I open the door, and there is Susan at the other end of the porch. She is freaking out.
“MY GOD STEVE THERE IS SOMETHING ON YOUR PORCH! ITS HUGE AND BROWNANDGREYANDGREEN WITH BIGTEETHANDGILLS WITH A LONGTAIL AND CLAWS”

She’s wild eyed, Susan is, so I smiled and said ‘I know! It’s a lizard! He and a bunch of others live in my garden. Come see!” So Susan eases over real cautious like and I show here the little holes, and then the big one. “I think there are five or six big ones living down there. It goes down about 5 feet into a huge anteroom” I tell her. She’s calmed down a little now, and bends over a little to look down the hole.
That’s when I yelled “AGGGHHHH!” and pinched her on her leg, and she jumped about 15 feet into the air and screamed “AGGGHHHH” and now we are both looking at each other wild eyed and screaming AGGGGHHH and that’s when she clobbered me. “Its not funny” Susan said and we laughed and laughed and laughed.

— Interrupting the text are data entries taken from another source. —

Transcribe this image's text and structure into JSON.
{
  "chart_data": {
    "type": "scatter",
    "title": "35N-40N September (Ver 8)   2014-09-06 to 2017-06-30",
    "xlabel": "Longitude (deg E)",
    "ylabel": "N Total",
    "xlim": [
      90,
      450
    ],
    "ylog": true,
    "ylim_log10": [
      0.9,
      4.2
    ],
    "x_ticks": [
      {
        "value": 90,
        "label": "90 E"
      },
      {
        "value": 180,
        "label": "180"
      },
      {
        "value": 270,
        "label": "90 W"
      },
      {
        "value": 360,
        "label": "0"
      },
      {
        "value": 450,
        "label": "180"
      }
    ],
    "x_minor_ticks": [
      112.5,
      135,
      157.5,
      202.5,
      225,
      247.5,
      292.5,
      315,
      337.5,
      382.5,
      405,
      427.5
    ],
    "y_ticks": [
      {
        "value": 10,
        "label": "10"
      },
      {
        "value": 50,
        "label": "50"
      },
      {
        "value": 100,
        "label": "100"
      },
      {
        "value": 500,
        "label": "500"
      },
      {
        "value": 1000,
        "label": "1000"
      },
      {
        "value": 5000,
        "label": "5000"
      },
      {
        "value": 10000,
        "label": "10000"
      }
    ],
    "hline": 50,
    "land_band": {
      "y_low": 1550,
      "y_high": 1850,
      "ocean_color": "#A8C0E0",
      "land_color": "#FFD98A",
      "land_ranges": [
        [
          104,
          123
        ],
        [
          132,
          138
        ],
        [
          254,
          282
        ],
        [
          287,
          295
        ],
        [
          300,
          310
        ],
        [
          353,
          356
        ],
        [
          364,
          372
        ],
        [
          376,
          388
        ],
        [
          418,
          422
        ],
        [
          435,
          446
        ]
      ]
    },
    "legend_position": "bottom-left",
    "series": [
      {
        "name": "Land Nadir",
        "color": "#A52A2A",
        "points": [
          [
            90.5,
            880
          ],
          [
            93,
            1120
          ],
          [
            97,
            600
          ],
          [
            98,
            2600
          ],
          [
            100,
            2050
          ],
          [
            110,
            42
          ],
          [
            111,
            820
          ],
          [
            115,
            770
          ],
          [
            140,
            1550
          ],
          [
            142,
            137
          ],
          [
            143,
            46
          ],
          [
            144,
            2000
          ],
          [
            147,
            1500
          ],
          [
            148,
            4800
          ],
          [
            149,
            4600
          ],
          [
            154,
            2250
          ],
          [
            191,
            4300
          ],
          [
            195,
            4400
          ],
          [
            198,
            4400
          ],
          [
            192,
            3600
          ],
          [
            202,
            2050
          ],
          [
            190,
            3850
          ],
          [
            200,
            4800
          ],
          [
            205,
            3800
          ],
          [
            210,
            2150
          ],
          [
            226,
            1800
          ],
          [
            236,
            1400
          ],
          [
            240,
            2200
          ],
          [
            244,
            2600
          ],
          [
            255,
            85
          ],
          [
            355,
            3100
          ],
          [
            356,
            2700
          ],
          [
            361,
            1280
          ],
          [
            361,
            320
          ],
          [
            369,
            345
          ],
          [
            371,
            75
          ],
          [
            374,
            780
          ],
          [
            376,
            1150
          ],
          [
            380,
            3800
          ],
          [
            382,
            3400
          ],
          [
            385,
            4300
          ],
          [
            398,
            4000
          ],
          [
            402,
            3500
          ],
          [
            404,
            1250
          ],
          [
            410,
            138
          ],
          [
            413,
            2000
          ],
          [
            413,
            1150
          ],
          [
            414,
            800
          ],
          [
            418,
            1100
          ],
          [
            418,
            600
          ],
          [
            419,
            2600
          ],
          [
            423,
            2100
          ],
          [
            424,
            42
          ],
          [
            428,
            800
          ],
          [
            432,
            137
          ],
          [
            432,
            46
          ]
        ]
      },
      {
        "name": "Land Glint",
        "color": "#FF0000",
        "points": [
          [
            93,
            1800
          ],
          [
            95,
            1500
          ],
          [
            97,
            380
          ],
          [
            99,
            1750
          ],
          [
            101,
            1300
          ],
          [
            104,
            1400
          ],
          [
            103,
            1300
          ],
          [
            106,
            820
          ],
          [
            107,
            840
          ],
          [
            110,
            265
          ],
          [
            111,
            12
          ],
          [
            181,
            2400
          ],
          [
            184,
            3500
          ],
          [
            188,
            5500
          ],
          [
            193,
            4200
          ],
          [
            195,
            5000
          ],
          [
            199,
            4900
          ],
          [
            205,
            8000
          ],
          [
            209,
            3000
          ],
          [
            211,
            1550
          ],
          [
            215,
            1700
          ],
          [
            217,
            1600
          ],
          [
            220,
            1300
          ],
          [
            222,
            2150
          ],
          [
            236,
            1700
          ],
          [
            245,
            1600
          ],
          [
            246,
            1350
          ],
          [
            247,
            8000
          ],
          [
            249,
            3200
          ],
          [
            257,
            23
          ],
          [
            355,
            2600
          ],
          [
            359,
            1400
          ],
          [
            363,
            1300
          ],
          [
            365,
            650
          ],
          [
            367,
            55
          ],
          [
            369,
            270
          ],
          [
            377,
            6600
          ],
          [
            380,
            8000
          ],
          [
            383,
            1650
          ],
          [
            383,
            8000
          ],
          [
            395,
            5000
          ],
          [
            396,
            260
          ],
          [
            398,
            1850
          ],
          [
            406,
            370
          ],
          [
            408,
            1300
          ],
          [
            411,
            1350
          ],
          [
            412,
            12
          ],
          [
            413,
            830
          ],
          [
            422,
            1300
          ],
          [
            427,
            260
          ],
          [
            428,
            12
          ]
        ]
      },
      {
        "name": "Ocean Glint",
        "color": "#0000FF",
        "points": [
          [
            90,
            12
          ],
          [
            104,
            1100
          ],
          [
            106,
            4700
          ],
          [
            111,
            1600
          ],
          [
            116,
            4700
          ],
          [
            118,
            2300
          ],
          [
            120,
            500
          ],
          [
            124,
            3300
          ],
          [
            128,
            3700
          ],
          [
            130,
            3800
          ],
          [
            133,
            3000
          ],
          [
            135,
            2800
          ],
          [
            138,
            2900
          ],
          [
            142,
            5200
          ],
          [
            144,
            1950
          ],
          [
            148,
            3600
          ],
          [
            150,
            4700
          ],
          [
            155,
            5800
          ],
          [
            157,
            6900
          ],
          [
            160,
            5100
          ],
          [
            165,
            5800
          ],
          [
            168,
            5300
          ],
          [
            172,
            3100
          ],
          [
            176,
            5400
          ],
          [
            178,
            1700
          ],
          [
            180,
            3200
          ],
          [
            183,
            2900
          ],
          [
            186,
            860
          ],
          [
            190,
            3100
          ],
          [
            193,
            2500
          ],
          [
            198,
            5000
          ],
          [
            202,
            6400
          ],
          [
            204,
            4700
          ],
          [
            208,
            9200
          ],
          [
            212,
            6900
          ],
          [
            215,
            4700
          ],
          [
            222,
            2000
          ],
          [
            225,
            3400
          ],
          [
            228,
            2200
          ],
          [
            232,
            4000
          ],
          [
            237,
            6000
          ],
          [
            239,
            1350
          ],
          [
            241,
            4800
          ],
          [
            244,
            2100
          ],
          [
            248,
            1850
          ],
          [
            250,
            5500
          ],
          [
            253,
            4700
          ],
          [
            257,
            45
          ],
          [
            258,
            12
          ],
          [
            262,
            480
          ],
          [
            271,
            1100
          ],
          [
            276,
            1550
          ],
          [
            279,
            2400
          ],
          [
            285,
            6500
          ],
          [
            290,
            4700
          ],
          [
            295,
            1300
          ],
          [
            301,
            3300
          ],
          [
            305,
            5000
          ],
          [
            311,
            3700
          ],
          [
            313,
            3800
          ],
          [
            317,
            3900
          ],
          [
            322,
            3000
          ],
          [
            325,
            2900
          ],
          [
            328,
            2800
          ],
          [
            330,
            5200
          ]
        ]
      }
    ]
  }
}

So we went inside, talked a bit, and decided on Mexican Inn. Its right across the freeway. When we stepped outside I looked again at the big hole. But the big hole was gone! It was all covered up! Why would that lizard dig a hole and cover it up? About then Susan said “Look! There he is!” and I looked down and this great-granddaddy of a lizard was looking up at me, just calm as could be, from right there at my feet.
“Hello Mr. Lizard “ I said.
He bobbed his head as if to say hello.
So I knelt down real slow like, and I swear that lizard was looking at me like a big ol’ Cocker Spaniel, and he swished his tail.
“Do you know how to shake, boy?” I said, and stuck my finger his direction. He cocked his head the other direction lifted a little lizard foot and shook my finger. “Pleased to make your acquaintance”
‘Susan said “Oh my God Steve, you just shook hands with that lizard.”
I said “You know, it aint natural for a lizard to do that. He must be like Mr. Jingles, the circus mouse from ‘The Green Mile’ ”.
But then the neighbor’s cat jumped down from the balcony and POOF, Mr. Lizard scurried away.
So I looked it up today, what Mr. Lizard was doing in my garden with all the holes.
 He’s laying eggs!
You know what that means?
That great granddaddy of a lizard is a girl!
From now on its Ms. Lizard!

Tuesday, August 01, 2017

ANOTHER SEMESTER OF THIS SHIT

Somehow I wound up in an Honors algebra class in the 9th grade. I wasn’t smoking pot for another year, but I discovered Rhonda, and how much fun getting my hands in her pockets was, and I also discovered that I was brilliant enough to pass Algebra without doing any homework. This set the tone for the rest of my academic career with the discovery that a class could be passed without actually, you know, knowing the material. I may have PASSED Algebra, but by no stretch of the imagination could I actually DO Algebra.

The chickens came home to roost the next year in Geometry, where I was surprised to find that knowing some Algebra would have been good. That’s how I flunked my first class ever. Oh, the pot probably didn’t help.

The next year I was in Chemistry, and without any Algebra or Geometry skills, I was toast there too, and ended up in a remedial math class as a Senior, because the State required its students to have passed at least one HS math class.

It was Speech Class and the Debate Club that saved my HS experience. Watergate had been going on, and Nixon resigned at the start of my senior year, and I was into it enough to think I might want to be a lawyer. I thought I did until about April, when I was called to the Deans office because I hadnt attended any classes except for Speech and Government in months. I had to sit outside his office and wait while he got ready to bust my balls, and it was while I sat staring at pictures of past Principals lined up on the wall that I had an epiphany.
I was a horrible student.
I didn’t want to be a lawyer, if being a lawyer meant another 8 years of school. I didnt want to be a lawyer if it meant even one more semester of this shit. So I decided then and there to be a chef. Because, well I like to eat.
The last day of school when you clean out your locker and turn in your books? I had to go to the office and find out my locker number and the combination.